“My object in writing this book is to persuade all readers that the experience they must reflect on is not mine, but their own, because the only place any of us can find God at first hand is within our own experience” Gerard Hughes
I’m continuing to read Cry of Wonder and this quotation sums up its core theme. It is to know and reflect on one’s own experience. He describes his own struggles to recognise this. Whilst he is clearly based within one of the Christian traditions, he does not regard it as a well-guarded sanctuary. Indeed he believes that when the Church seeks to exert her authority in relation to this is when God can be pushed out.
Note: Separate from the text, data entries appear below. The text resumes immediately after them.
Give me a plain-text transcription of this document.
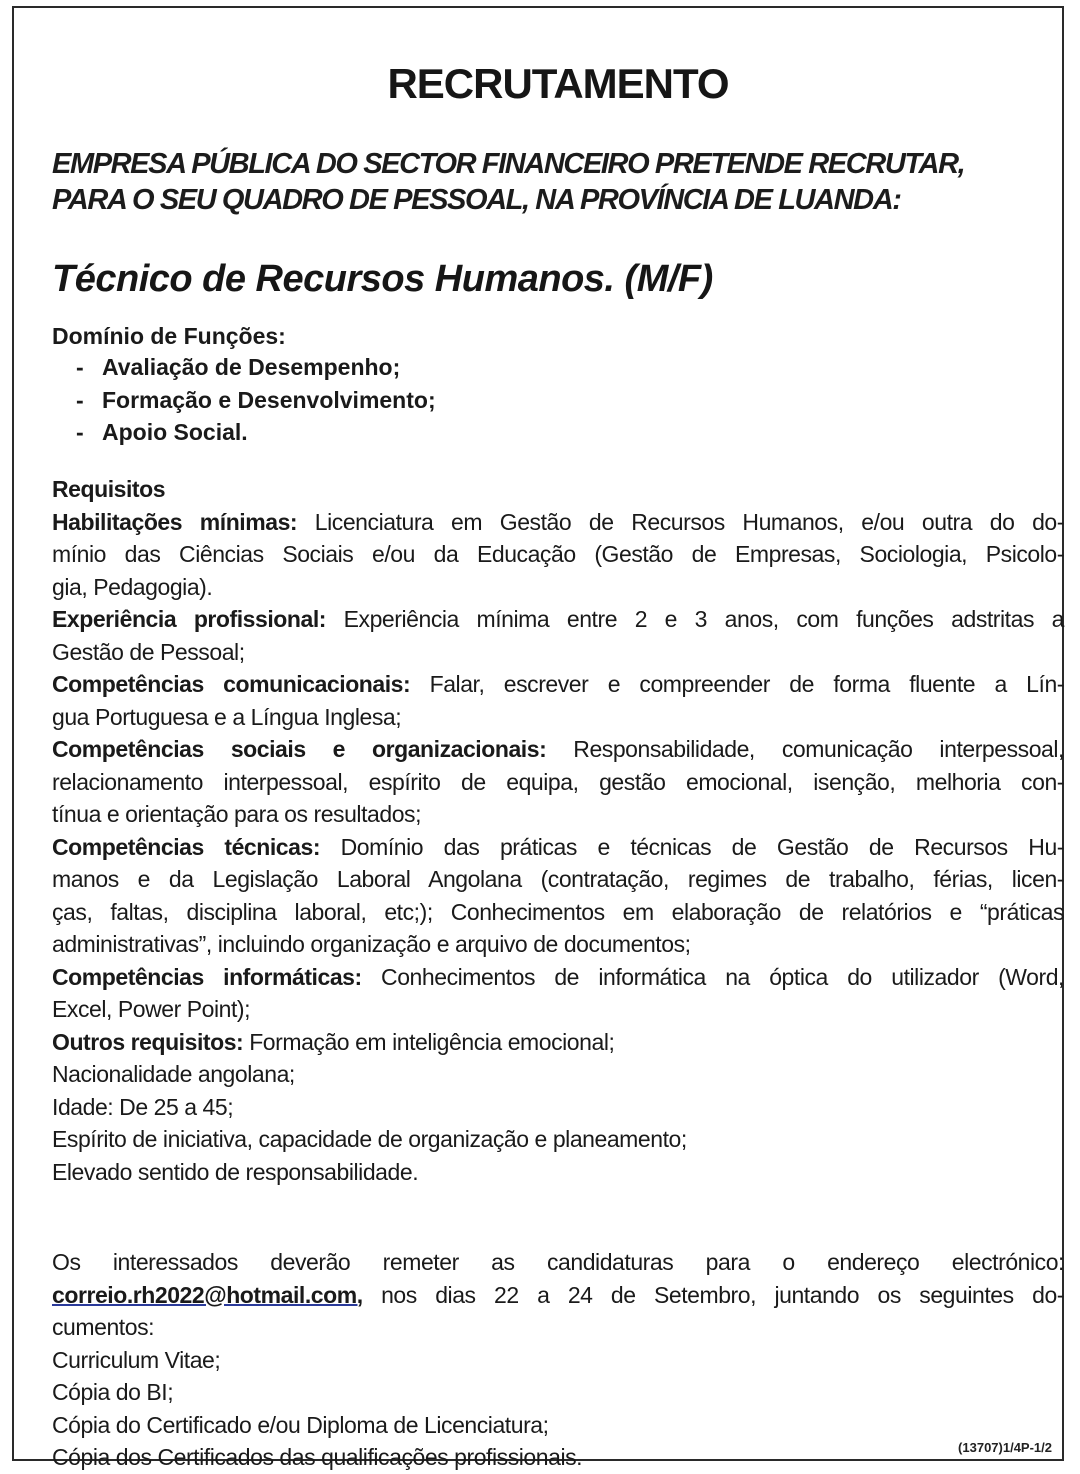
RECRUTAMENTO
EMPRESA PÚBLICA DO SECTOR FINANCEIRO PRETENDE RECRUTAR,
PARA O SEU QUADRO DE PESSOAL, NA PROVÍNCIA DE LUANDA:
Técnico de Recursos Humanos. (M/F)
Domínio de Funções:
- Avaliação de Desempenho;
- Formação e Desenvolvimento;
- Apoio Social.
Requisitos
Habilitações mínimas: Licenciatura em Gestão de Recursos Humanos, e/ou outra do do-
mínio das Ciências Sociais e/ou da Educação (Gestão de Empresas, Sociologia, Psicolo-
gia, Pedagogia).
Experiência profissional: Experiência mínima entre 2 e 3 anos, com funções adstritas a
Gestão de Pessoal;
Competências comunicacionais: Falar, escrever e compreender de forma fluente a Lín-
gua Portuguesa e a Língua Inglesa;
Competências sociais e organizacionais: Responsabilidade, comunicação interpessoal,
relacionamento interpessoal, espírito de equipa, gestão emocional, isenção, melhoria con-
tínua e orientação para os resultados;
Competências técnicas: Domínio das práticas e técnicas de Gestão de Recursos Hu-
manos e da Legislação Laboral Angolana (contratação, regimes de trabalho, férias, licen-
ças, faltas, disciplina laboral, etc;); Conhecimentos em elaboração de relatórios e “práticas
administrativas”, incluindo organização e arquivo de documentos;
Competências informáticas: Conhecimentos de informática na óptica do utilizador (Word,
Excel, Power Point);
Outros requisitos: Formação em inteligência emocional;
Nacionalidade angolana;
Idade: De 25 a 45;
Espírito de iniciativa, capacidade de organização e planeamento;
Elevado sentido de responsabilidade.
Os interessados deverão remeter as candidaturas para o endereço electrónico:
correio.rh2022@hotmail.com, nos dias 22 a 24 de Setembro, juntando os seguintes do-
cumentos:
Curriculum Vitae;
Cópia do BI;
Cópia do Certificado e/ou Diploma de Licenciatura;
Cópia dos Certificados das qualificações profissionais.	(13707)1/4P-1/2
“God is to be found in the ordinary, in the earthiness and messiness, the chaos and strife of everyday life”.
What he has discovered is that theology arises from biography. Or putting it another way, God is in the myths and stories that sustain our identity and purpose.
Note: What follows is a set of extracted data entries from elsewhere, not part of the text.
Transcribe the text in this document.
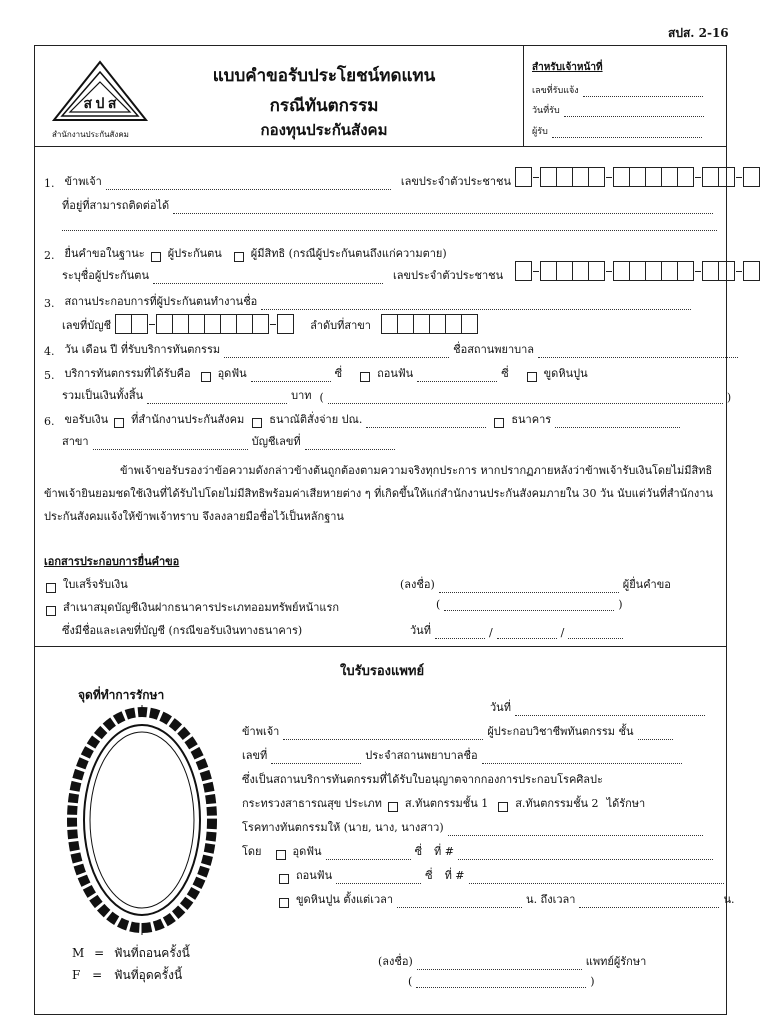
สปส. 2-16
ส ป ส
สำนักงานประกันสังคม
แบบคำขอรับประโยชน์ทดแทน
กรณีทันตกรรม
กองทุนประกันสังคม
สำหรับเจ้าหน้าที่
เลขที่รับแจ้ง
วันที่รับ
ผู้รับ
1. ข้าพเจ้า	เลขประจำตัวประชาชน
ที่อยู่ที่สามารถติดต่อได้
2. ยื่นคำขอในฐานะ ผู้ประกันตน	ผู้มีสิทธิ (กรณีผู้ประกันตนถึงแก่ความตาย)
ระบุชื่อผู้ประกันตน	เลขประจำตัวประชาชน
3. สถานประกอบการที่ผู้ประกันตนทำงานชื่อ
เลขที่บัญชี	ลำดับที่สาขา
4. วัน เดือน ปี ที่รับบริการทันตกรรม	ชื่อสถานพยาบาล
5. บริการทันตกรรมที่ได้รับคือ อุดฟัน	ซี่	ถอนฟัน	ซี่	ขูดหินปูน
รวมเป็นเงินทั้งสิ้น	บาท (	)
6. ขอรับเงิน ที่สำนักงานประกันสังคม ธนาณัติสั่งจ่าย ปณ.	ธนาคาร
สาขา	บัญชีเลขที่
ข้าพเจ้าขอรับรองว่าข้อความดังกล่าวข้างต้นถูกต้องตามความจริงทุกประการ หากปรากฏภายหลังว่าข้าพเจ้ารับเงินโดยไม่มีสิทธิ
ข้าพเจ้ายินยอมชดใช้เงินที่ได้รับไปโดยไม่มีสิทธิพร้อมค่าเสียหายต่าง ๆ ที่เกิดขึ้นให้แก่สำนักงานประกันสังคมภายใน 30 วัน นับแต่วันที่สำนักงาน
ประกันสังคมแจ้งให้ข้าพเจ้าทราบ จึงลงลายมือชื่อไว้เป็นหลักฐาน
เอกสารประกอบการยื่นคำขอ
ใบเสร็จรับเงิน
สำเนาสมุดบัญชีเงินฝากธนาคารประเภทออมทรัพย์หน้าแรก
ซึ่งมีชื่อและเลขที่บัญชี (กรณีขอรับเงินทางธนาคาร)
(ลงชื่อ)	ผู้ยื่นคำขอ
(	)
วันที่	/	/
ใบรับรองแพทย์
จุดที่ทำการรักษา
M = ฟันที่ถอนครั้งนี้
F = ฟันที่อุดครั้งนี้
วันที่
ข้าพเจ้า	ผู้ประกอบวิชาชีพทันตกรรม ชั้น
เลขที่	ประจำสถานพยาบาลชื่อ
ซึ่งเป็นสถานบริการทันตกรรมที่ได้รับใบอนุญาตจากกองการประกอบโรคศิลปะ
กระทรวงสาธารณสุข ประเภท ส.ทันตกรรมชั้น 1 ส.ทันตกรรมชั้น 2 ได้รักษา
โรคทางทันตกรรมให้ (นาย, นาง, นางสาว)
โดย	อุดฟัน	ซี่ ที่ #
ถอนฟัน	ซี่ ที่ #
ขูดหินปูน ตั้งแต่เวลา	น. ถึงเวลา	น.
(ลงชื่อ)	แพทย์ผู้รักษา
(	)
Hughes goes on to point out that placing experience before doctrine and dogma is not encouraged by the keepers of the tradition. Here he is referring to his own tussles with his Roman Catholic background. They are reported throughout the book.
He believes that in the western world self-preservation has become our God. We are led by our fear of consequences. We fear, fear. But for Hughes our fears can be our teachers. There is a wisdom which we neglect if we turn from them and choose not to look into them. But they are not to hold us captive.
We are coming into the season of Lent when we remember the period Jesus spent in the wilderness. I am wondering whether what we call the temptations of Christ during that time are not in fact his fears (Matthew 3: 1-11). Each of them is in some way about self-preservation: the fear of starvation, the fear of anonymity and the fear of being controlled.
If Hughes is right, Jesus was seeking the wisdom into his fears. They led him a deeper understanding of God and he was released from preserving them for his personal benefit.